I used to get really compulsive about getting to the bottom of all this. As if I could sift through the findings in science, philosophy, and religion to find an answer that would make sense of my experience of reality. As if I could come up with a satisfying answer to what is really going on here.
Of course, there is no satisfying answer. (Surprise, surprise — I didn’t find anything that the great scientists and thinkers and sages over the centuries overlooked.)
And with time, and age — and more humility — I became less obsessed with finding definitive answers. There were no secrets buried in scientific knowledge and spiritual wisdom that would offer a complete explanation for what I experience, what I see and feel, what it’s all made of, how it works, and where it came from. And certainly no reason why this all is.

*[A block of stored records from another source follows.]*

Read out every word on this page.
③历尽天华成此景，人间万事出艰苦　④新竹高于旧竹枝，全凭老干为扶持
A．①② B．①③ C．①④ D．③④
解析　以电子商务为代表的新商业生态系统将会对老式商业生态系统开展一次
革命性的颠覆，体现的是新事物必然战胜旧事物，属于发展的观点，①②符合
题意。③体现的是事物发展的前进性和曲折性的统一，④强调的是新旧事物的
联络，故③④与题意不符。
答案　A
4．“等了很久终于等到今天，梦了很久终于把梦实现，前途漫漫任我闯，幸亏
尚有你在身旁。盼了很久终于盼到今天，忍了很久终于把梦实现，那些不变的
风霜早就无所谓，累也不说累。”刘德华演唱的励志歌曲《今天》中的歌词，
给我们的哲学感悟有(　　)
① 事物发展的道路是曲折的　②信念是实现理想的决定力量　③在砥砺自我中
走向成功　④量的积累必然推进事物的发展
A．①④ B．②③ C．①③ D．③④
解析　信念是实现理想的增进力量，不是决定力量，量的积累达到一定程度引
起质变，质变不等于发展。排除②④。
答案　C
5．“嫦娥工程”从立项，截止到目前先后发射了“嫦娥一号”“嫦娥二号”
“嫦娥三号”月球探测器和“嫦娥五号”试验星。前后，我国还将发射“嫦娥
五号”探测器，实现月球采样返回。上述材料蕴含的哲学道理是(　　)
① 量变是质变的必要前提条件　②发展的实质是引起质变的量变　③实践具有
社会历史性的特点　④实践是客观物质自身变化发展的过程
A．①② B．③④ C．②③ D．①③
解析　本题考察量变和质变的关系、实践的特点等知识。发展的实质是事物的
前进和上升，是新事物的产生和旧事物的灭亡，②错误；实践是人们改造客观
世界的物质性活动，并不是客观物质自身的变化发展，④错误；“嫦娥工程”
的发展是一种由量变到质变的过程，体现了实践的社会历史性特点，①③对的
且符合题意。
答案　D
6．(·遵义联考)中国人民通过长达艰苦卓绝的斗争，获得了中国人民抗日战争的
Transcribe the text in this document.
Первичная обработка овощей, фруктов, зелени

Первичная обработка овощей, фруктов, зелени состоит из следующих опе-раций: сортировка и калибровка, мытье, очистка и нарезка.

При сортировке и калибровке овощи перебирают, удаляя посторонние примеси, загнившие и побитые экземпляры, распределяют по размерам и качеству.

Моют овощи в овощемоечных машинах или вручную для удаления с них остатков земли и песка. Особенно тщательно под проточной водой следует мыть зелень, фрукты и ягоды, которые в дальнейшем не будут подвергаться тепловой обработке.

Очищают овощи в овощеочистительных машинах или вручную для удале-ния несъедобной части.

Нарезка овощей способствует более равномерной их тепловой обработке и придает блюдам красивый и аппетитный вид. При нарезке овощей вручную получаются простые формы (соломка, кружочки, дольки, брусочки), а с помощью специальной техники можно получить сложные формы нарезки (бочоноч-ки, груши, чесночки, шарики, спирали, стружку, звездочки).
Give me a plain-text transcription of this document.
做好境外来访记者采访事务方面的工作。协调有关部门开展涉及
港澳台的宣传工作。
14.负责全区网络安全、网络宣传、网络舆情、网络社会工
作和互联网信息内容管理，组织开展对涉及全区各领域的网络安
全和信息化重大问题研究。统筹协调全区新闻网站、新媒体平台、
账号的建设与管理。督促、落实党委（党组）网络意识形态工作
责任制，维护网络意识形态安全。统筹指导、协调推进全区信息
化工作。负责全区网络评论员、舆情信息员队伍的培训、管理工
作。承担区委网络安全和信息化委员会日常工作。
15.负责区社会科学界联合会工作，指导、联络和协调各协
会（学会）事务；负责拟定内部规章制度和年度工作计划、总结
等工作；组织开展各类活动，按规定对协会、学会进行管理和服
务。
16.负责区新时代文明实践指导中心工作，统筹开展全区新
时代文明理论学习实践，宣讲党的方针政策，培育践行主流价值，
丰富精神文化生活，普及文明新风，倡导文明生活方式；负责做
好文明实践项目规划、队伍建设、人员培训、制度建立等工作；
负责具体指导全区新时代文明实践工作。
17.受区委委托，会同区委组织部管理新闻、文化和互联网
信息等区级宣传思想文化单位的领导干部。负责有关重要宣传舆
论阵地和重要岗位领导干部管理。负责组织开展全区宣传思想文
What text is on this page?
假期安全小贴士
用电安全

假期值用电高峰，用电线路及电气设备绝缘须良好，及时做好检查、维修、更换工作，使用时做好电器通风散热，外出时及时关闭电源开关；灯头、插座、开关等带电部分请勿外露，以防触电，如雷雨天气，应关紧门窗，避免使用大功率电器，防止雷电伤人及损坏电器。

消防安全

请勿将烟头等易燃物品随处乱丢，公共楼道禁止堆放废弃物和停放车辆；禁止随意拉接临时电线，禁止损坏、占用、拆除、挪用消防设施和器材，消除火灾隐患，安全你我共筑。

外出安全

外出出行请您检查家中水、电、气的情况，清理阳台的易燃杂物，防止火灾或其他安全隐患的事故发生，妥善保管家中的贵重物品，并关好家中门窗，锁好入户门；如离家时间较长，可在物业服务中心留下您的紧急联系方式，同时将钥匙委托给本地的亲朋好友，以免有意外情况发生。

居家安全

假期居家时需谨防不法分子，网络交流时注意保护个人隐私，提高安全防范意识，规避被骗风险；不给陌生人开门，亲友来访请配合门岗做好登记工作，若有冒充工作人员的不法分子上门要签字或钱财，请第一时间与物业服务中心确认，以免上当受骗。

I’ve gotten to a point where, I don’t think I believe we can have definitive answers for these questions, because we are too deep in it. How can we properly and objectively investigate the nature of mind, through the instrument of the mind? Whether through scientific method or contemplation, the mind is still both our tool of investigation, and its subject.
I still love reviewing these questions and having conversations with people who dare go down the rabbit hole with me. I still enjoy the mystery. I think it has enriched my life and experiences.
But now, the futility of the quest to make sense of it all doesn’t make me as frustrated or as anxious.
I am more relaxed and have found peace in the unknown. I can be in awe of the beauty of this mysterious experience. I can simply enjoy this human ride. (Most of the time.)